Bisherige Ergebnisse aus physiologischen Studien helfen nach Colledge kaum weiter. In zwei Studien ließen sich zwar mithilfe der funktionellen MRT (fMRT) Aktivitäten in Belohnungsarealen im Gehirn nachweisen, wenn man den Probanden bewegungsbezogene Stimuli vor Augen führte. Dies war in einer dritten Studie jedoch nicht der Fall. In keiner Studie ließ sich zudem eine Aktivierung im Nucleus accumbens nachweisen; die Struktur spielt eine maßgebliche Rolle bei der Entstehung von Sucht.

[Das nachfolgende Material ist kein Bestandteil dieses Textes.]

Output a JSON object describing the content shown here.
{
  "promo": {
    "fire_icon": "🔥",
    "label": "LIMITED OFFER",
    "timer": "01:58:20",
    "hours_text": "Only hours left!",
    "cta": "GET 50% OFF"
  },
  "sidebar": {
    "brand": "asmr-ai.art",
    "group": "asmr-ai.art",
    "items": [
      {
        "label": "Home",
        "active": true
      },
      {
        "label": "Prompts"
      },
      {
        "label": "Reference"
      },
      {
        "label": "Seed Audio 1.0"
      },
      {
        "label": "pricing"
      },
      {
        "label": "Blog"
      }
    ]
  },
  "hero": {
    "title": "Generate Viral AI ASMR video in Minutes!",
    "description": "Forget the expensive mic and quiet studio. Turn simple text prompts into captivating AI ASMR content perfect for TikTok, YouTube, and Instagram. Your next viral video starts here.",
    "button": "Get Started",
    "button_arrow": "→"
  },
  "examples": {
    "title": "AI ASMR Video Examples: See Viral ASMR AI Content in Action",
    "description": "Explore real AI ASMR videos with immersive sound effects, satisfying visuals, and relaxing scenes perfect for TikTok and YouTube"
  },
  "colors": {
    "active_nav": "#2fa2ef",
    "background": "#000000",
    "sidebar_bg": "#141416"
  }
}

Entsprechend zurückhaltend fällt das Fazit der Wissenschaftlerin zum jetzigen Zeitpunkt aus: „Es könnte Evidenz für die Suchthaftigkeit von Bewegung geben“, so Colledge. Dabei müsse man möglicherweise auch bewegungsspezifische Symptome berücksichtigen.

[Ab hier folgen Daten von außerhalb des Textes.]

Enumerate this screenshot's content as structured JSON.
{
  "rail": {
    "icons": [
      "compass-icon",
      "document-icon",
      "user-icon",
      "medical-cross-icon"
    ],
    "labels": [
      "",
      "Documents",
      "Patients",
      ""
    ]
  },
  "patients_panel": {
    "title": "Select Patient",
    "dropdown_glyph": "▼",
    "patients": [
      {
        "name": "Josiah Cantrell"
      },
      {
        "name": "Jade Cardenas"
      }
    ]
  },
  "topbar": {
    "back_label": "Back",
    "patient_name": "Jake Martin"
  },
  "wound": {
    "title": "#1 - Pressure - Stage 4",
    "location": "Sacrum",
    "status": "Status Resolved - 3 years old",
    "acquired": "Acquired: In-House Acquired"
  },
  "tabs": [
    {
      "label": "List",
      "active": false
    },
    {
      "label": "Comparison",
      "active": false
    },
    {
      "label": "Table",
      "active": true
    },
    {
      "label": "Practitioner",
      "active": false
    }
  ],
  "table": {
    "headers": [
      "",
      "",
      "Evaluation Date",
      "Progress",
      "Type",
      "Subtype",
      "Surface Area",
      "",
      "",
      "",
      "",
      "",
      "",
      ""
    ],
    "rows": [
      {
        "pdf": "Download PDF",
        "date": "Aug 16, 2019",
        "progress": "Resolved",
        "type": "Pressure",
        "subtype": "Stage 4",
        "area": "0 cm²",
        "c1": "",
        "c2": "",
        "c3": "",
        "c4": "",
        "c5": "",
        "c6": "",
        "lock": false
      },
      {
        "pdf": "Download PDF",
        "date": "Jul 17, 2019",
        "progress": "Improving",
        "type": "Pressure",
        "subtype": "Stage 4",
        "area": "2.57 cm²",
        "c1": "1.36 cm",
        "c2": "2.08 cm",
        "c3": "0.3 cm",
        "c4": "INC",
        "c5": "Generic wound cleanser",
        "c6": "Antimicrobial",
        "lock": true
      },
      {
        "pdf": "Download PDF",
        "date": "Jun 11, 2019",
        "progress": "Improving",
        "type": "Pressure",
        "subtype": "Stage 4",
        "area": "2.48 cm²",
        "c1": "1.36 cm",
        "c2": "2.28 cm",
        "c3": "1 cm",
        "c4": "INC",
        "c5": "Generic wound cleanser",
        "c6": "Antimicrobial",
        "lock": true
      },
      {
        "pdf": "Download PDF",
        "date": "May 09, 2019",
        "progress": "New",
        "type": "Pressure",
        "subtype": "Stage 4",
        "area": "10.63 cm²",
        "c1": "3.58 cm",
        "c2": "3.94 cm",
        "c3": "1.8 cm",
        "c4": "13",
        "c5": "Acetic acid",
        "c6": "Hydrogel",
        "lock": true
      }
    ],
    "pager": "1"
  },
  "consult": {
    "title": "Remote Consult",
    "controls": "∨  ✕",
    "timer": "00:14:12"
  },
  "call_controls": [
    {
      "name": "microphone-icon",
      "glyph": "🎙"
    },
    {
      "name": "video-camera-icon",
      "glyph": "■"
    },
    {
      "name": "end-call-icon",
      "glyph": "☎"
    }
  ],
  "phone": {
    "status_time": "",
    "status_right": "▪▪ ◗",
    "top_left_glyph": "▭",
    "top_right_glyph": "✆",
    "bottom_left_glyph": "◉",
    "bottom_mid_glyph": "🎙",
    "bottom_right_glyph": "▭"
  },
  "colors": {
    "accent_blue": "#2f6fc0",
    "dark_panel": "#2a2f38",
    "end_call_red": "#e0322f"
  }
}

In Basel sowie an der Deutschen Hochschule für Gesundheit und Sport (DHGS) ist jetzt eine Studie angelaufen, in der sowohl psychische als auch neuronale Parameter untersucht werden. Insgesamt 240 Personen sollen sich nach Wunsch der Forscher daran beteiligen. Voraussetzung: Die Probanden müssen sich mindestens sieben Stunden pro Woche sportlich betätigen, auch bei Krankheit und trotz Verletzungen. Neben der Exercise Dependence Scale werden den Teilnehmern noch eine Reihe weiterer Fragebögen vorgelegt, mit denen unter anderem Ängste, Depressionen, kindliche Traumata sowie Aufmerksamkeits-Defizit-Hyperaktivitäts-Störung (ADHS) abgefragt werden. Teilnehmer, die einen bestimmten Schwellenwert überschreiten, sollen zum detaillierten klinischen Gespräch gebeten werden. Den Abschluss bilden fMRT-Untersuchungen. Mit diesem umfassenden Programm erhofft sich Colledge, mehr über das umstrittene Phänomen der Bewegungssucht zu erfahren.